She brings him good, not harm,
all the days of her life.
If you’ve read a few of these little ditties I’ve written on this blog, then by now you know that I’ve been reading the chapter of Proverbs that corresponds with the day of the month for years now. Not every day. I’m not quite so disciplined. But pretty steady. I knew this verse was coming up and since I was now writing about poignant quotes from Proverbs for the blog, I was a little nervous about what I would say about this verse.
Not nervous because I had nothing to say. I’m an expert on this verse. This verse is talking about me. I’ve lived it. And those of you who know my family in person would agree.

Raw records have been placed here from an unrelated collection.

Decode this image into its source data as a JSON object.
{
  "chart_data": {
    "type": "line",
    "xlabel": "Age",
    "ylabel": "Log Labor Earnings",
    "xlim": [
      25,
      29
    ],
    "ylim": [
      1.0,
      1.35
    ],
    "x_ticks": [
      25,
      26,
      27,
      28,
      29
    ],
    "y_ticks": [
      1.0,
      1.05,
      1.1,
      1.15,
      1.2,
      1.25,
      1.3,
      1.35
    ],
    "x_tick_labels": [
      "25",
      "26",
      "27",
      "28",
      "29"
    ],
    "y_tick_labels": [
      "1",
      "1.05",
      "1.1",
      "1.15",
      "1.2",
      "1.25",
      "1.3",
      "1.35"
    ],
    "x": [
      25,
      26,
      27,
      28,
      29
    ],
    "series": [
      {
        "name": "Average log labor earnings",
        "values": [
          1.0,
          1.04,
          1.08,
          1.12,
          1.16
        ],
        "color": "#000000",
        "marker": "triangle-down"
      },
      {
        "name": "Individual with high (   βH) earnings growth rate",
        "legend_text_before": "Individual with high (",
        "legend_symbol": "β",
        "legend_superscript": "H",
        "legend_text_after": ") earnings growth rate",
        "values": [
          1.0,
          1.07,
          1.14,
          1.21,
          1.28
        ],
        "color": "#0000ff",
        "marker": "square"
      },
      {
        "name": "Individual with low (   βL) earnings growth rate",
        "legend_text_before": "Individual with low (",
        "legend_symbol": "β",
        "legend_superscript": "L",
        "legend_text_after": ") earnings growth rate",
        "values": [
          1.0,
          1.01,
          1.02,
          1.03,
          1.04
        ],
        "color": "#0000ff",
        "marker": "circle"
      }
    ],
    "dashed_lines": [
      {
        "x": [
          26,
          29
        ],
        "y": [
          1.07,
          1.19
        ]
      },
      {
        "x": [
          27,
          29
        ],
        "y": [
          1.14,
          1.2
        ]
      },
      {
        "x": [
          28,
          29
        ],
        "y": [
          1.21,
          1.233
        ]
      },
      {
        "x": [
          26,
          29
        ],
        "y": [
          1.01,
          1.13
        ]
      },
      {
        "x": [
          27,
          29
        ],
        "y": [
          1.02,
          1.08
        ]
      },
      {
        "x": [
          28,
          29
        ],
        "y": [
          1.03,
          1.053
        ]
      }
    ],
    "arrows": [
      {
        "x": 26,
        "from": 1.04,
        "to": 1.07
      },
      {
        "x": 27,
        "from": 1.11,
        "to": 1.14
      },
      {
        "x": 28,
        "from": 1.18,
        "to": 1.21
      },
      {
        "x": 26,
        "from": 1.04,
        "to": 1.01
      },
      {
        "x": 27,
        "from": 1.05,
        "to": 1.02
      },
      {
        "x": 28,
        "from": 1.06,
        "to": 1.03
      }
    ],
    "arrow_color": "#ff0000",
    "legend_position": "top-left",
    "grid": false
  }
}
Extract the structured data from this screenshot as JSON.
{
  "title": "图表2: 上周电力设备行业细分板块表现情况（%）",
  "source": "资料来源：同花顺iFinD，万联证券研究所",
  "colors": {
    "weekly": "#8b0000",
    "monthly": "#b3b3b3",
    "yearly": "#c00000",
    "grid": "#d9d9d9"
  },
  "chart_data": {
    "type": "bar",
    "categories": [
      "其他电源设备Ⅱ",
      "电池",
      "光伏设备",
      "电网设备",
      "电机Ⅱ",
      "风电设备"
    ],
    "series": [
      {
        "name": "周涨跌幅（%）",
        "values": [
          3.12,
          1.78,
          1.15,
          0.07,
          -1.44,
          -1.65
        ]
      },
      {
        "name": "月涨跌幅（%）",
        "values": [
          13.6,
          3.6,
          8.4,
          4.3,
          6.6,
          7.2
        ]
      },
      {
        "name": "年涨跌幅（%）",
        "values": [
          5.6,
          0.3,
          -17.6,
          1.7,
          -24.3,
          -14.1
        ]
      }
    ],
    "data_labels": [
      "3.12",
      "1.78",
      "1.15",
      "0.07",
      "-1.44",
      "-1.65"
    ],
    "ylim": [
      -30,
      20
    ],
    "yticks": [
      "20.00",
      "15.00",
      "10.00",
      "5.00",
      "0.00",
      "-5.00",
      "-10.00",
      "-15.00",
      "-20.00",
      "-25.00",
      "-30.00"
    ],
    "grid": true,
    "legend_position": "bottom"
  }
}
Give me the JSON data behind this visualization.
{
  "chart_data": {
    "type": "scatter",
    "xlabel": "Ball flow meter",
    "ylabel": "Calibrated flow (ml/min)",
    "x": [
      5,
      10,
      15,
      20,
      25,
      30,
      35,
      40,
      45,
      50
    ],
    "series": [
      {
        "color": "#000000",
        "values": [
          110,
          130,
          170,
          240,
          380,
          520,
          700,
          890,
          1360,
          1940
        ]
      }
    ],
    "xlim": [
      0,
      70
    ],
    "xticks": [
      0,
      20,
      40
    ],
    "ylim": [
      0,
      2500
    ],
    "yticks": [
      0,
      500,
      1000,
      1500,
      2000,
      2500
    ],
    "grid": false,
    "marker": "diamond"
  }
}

I am one of the fortunate recipients of a wise wife.
No, nervous because it refers specifically to a woman. Our society is so gender confusion crazy I didn’t think me talking about a woman specifically would go over. I’m not giving equal time. What about the men? Why isn’t there a verse that says:
He brings her good, not harm,
All the days of his life?
I’m certainly not opposed to doing good for my wife all the days of my life. And when I read this verse, that is how I apply it. I rejoice in my good fortune, but am also chastened at my own frailty at returning the “brings her good” part. It’s a good thing we’re not keeping score on who is bringing more good to whom. We’d know who’d win in that contest. I’d rather have generous leftovers of this quality and skimp on the:
A foolish woman tears down her house with her own hands.
Proverbs 14:1 (my paraphrase)
realizing, of course, that foolish men tear down theirs, too. I hope I’m not among those.
Unfortunately, in my work, I see a lot of men AND women majoring on figuring out ways to destroy their homes. And, if they are going to do good to anybody, it’s to themselves. Their verse would read:
He does himself good all the days of his life.
She does herself good all the days of her life.
What’s the point of that? Maybe that’s how they would tear down their houses with their own hands: Thinking only of themselves. So what do these sad women say to me?
My husband only thinks of himself.
My husband is selfish.
My husband never helps.
I don’t need another kid.
And if he’s in the complaining mood, what does he say?
My wife always criticizes me.
My wife is always on my case.
My wife is always in a bad mood.
I don’t need another mom.
Now what do you make of these things? Compare these two statements:
She does him good all the days of her life
My husband never helps around the house.
In the former, she’s thinking: What do I have to do to be a good wife? A wise husband would be saying to himself: What do I need to do to be a good husband?
In the latter, she’s thinking: What does my husband have to do to make me happy? And the self-absorbed husband would be asking the same thing about his wife.
The former statement means you have control over your life. Your spouse could be in a good mood or bad, it doesn’t matter because you know what you have to do to be a good spouse of whatever gender. No gender confusion here. This is what I, as a good wife, need to do. This is what I, as a good husband, need to do.
The latter statement means you can’t be in a good mood unless your spouse is doing what you want. Your happiness is in someone else’s hands. If that’s the case and the other person disappoints you, you will, no doubt, be in a bad mood. Ask your spouse someday, if it’s easier for them to be nice to you if you are in a good mood or if you are in a bad mood. That’ll humble your pride a tad. Really. Do you even have to ask?
So we see all these people that are getting their good or bad moods from how their spouses are treating them and since their spouses are doing the same thing their negativity feeds on each other and then they divorce because their spouses were so negative, not realizing that they themselves were just as negative and then they marry another person just as immature as them AGAIN and then they wonder why they are unhappy in their second marriage? Did you follow that?